Writing this article prompted the development of an ‘easy read’ leaflet, ‘Going To The Toilet’, which will assist individuals with an intellectual disability, and their families, from migrant communities. Irrespective of race, religion, culture, nationality, or ability, all individuals who experience urinary incontinence should have clear, easy-to-understand information to overcome the distressing symptoms of urinary incontinence.
Conclusion
Urinary incontinence can dramatically impact on an individual's physical, psychosocial and emotional wellbeing; resulting in decreased quality of life. However, in addition to the personal cost of incontinence, the financial impact for society is also detrimental. For individuals who migrate to a foreign country there can be a negative impact on their health and wellbeing due to the disparities in health services. Realistic, valid reasons have been reported for why migrants face difficulties accessing healthcare services, from language barriers and lack of knowledge on service availability to cultural challenges. For migrant individuals who have an intellectual disability, the capability to engage with health services can be even more challenging and complex. Nationally and internationally robust evidence-based healthcare interventions should be delivered to all individuals no matter their ability, race, creed or religion, to ensure integration of entire populations into society.

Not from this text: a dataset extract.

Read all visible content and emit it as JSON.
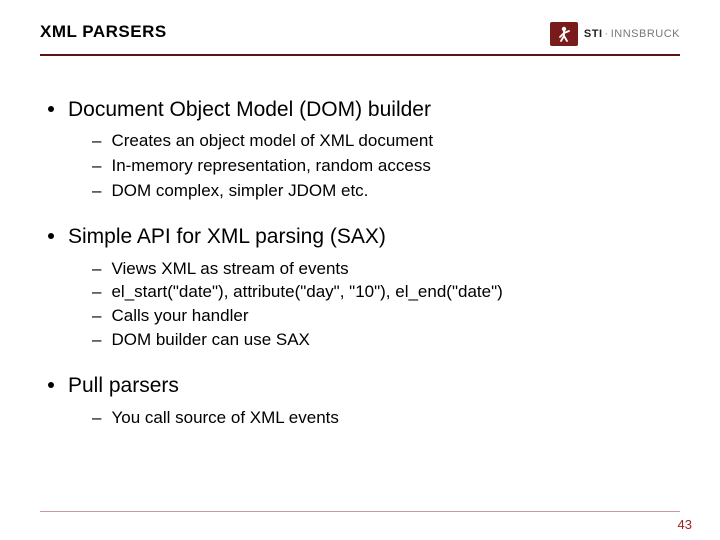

There is a long history of migrants residing in Ireland, however it is important to be aware of their health needs in the area of continence promotion and management of incontinence. Health professionals must openly acknowledge deficiencies and discrepancies in their knowledge of evidence-based continence care to the migrant individual with intellectual disability. Unfortunately promotion of continence and management of incontinence education programmes is scant, sparse and poorly resourced. Further research and educational information is required for health professionals, carers, families and individuals on the subject of urinary incontinence.
KEY POINTS
- Urinary incontinence is a common condition that can impact on individuals' health and wellbeing
- Migrant individuals may not even openly report, discuss or seek help to treat and manage leakage of urine. This is further exacerbated if the individual has an intellectual disability
- Health professionals must have the clinical knowledge, ability, skillfulness and competence to promote and manage urinary incontinence for the migrant population with an intellectual disability to ensure quality health outcomes
CPD reflective questions
- What challenges may individual migrants face when trying to access health care once they arrive in a new country?
- How can nurses acknowledge the cultural needs of individuals with intellectual disability who experience incontinence?
- Drawing on your clinical experience and education, what implications does urinary incontinence have for an individual's health and wellbeing?
- How can communication be enhanced between health professionals and individuals with intellectual disability who experience incontinence?